什么事数据科学
No way. No freaking way to enter data science any time soon…That is exactly what I thought a year back.
没门。 很快就不会出现进入数据科学的怪异方式 ……这正是我一年前的想法。
A little bit about my data science story: I am a complete beginner in the Data Science field and I was desperately looking for a switch from digital marketing to data science exactly 6 months back. I assume you may want to ask..why desperately? Well, Because I became over confident in my job hunting abilities and resigned my ex-job without a backup. I started panicking during the last few days of my notice period. All the courses and tutorials available online and just the vast number of topics I had to cover to get started in data science was overwhelming for me. They say time flies and boy do I agree! It has already been half a year into my first data science job. I cannot wait to share all the learnings and experiences with you. If you are currently in the same shoes as I was, go on and keep reading for insights and motivation.
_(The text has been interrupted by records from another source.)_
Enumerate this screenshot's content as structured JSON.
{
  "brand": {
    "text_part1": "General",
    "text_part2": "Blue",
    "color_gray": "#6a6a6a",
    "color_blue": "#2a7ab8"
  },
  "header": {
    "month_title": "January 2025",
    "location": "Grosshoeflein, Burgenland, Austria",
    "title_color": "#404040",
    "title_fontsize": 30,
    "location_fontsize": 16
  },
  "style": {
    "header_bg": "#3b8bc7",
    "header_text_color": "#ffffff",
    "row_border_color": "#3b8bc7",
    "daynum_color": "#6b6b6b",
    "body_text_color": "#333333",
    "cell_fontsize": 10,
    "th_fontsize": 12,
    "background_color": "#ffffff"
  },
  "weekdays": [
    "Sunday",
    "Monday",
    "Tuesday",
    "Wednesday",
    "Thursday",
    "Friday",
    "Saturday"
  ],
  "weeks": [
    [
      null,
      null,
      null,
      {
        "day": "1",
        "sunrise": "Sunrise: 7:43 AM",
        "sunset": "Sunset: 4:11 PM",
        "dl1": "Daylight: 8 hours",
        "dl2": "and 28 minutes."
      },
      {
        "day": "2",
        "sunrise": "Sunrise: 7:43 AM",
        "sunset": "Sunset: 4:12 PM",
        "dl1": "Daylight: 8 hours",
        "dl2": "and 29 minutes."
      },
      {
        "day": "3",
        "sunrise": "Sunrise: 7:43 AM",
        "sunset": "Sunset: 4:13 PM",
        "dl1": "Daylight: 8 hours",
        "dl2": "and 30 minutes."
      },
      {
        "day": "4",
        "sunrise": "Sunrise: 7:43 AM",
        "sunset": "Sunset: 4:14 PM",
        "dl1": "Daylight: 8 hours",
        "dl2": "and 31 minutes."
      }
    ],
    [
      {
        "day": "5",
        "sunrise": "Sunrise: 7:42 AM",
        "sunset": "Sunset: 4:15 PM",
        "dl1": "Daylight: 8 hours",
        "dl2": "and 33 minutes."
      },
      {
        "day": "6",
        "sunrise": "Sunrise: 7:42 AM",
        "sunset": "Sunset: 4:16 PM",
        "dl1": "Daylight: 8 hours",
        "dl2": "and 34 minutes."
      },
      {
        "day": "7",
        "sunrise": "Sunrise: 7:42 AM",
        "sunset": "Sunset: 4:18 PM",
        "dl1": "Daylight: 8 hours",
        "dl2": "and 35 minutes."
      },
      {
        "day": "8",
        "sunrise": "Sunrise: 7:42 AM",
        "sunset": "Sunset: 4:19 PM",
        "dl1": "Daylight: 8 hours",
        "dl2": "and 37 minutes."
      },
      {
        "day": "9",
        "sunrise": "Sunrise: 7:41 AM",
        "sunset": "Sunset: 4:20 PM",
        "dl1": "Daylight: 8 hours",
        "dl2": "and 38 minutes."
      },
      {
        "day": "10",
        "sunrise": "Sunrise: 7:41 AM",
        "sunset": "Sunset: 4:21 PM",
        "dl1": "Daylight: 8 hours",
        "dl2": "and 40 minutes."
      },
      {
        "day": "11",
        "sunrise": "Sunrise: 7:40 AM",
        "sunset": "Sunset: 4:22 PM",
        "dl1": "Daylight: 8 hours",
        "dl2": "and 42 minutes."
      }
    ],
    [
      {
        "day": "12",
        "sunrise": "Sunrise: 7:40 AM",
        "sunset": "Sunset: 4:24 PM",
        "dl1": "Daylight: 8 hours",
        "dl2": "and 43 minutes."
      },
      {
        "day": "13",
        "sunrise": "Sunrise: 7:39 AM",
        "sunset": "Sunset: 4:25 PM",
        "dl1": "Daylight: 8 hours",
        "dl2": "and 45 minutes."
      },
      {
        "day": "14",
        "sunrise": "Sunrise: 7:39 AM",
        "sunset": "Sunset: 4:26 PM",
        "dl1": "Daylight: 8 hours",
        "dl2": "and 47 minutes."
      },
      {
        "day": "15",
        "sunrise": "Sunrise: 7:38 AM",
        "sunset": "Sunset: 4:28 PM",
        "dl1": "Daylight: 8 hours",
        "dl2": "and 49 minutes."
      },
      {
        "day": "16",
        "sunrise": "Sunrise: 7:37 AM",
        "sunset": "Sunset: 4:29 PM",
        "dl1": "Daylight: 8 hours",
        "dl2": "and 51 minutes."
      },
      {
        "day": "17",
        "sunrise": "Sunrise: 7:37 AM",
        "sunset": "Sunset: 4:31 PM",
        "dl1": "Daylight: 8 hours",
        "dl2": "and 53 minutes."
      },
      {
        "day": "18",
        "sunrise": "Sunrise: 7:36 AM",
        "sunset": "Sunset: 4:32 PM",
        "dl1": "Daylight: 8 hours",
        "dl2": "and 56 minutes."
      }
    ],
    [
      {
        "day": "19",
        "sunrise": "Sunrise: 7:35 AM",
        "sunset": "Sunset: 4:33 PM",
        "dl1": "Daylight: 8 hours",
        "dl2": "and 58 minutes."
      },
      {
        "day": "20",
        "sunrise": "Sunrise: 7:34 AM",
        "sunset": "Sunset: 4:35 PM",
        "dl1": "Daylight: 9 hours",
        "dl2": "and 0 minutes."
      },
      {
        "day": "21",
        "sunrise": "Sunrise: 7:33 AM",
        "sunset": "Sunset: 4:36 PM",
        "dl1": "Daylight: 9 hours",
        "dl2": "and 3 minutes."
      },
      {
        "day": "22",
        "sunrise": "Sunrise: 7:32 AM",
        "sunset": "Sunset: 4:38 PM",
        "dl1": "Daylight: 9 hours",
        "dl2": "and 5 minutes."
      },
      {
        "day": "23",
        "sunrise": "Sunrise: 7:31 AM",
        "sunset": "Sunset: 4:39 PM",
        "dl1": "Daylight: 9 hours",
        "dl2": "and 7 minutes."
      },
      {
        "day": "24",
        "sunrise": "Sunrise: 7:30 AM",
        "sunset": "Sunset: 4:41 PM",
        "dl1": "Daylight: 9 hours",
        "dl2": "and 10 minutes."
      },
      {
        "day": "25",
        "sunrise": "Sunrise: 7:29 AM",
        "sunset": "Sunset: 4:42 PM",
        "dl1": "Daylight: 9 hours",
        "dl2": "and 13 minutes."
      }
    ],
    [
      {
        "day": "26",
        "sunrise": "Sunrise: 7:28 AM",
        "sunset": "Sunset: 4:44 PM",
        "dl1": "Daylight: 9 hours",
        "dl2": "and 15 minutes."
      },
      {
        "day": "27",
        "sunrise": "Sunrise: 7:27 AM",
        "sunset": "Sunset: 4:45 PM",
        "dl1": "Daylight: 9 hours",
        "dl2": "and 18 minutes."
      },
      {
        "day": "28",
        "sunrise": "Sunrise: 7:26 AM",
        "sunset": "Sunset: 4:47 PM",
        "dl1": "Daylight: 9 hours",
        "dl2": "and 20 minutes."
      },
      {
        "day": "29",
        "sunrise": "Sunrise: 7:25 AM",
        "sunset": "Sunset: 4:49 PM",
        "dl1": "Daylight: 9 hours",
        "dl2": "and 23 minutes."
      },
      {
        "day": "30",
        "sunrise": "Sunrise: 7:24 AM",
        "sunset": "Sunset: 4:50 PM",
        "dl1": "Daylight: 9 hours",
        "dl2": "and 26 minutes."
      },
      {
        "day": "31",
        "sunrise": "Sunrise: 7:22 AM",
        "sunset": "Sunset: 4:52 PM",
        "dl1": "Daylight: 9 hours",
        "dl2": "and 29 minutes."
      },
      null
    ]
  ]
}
关于数据科学的故事:我是数据科学领域的一个完整的初学者,而我拼命地希望在6个月前从数字营销转向数据科学。 我想你可能想问..为什么要拼命? 好吧,因为我对自己的求职能力变得过于自信,并辞掉了我的前工作而没有后援。 在通知期的最后几天,我开始惊慌失措。 在线提供的所有课程和教程,以及我在数据科学入门中必须涵盖的大量主题,对我来说是不胜枚举的。 他们说时光飞逝,男孩,我同意! 我的第一份数据科学工作已经半年了。 我迫不及待想与您分享所有的学习和经验。 如果您目前的状态与我相同,请继续阅读以获取见识和动力。
Practice more than you read:
练习比阅读更多:
I remember going through every single data science boot camp course available in Udemy and buying a couple of top rated courses that covered Python, SQL, Tableau and Machine Learning topics (Pro tip: Don’t go for generic “Data Science boot camps”. These courses don’t cover important topics in depth. Instead, try tool-specific boot camps like python boot camp, SQL boot camp, Deep Learning boot camp etc.). The courses were all detailed and honestly very helpful. But even after all the 50+ hours of lectures and many assignments, I was still someone with no data science experience. Even the basic analysis tasks in the first month of my job were relatively difficult for me. I was absolutely struggling to meet deadlines.
我记得我要遍历Udemy中的每个数据科学新手训练营课程,并购买几个涵盖Python,SQL,Tableau和机器学习主题的最受好评的课程(专业提示:不要参加通用的“数据科学新手训练营”。这些课程没有深入介绍重要的主题,而是尝试使用特定于工具的新手训练营,例如python新手训练营,SQL新手训练营,深度学习新手训练营等 。 这些课程都很详尽,说实话非常有帮助。 但是即使经过了50多个小时的讲座和许多任务,我仍然还是没有数据科学经验的人。 就连我上班第一个月的基本分析任务对我来说都是相对困难的。 我绝对难以按时完成任务。
Looking back, I feel that I focused more on learning and less on practicing. I listened to all the lectures which covered new topics in every lecture, did some teeny tiny assignments and thought I am doing it all the right way. However, I think of it all very differently now. Learning should be through practicing and implementing new ideas. That is when you make mistakes, observe new things, research on how to code the solution in a better way and you know..really learn. This certainly happened after starting my latest job as I had to work on new ideas every day and implement them. Trust me, that is when I picked up actual skills. If you are in the online course phase, spare some time to build projects and implement the topics you learned.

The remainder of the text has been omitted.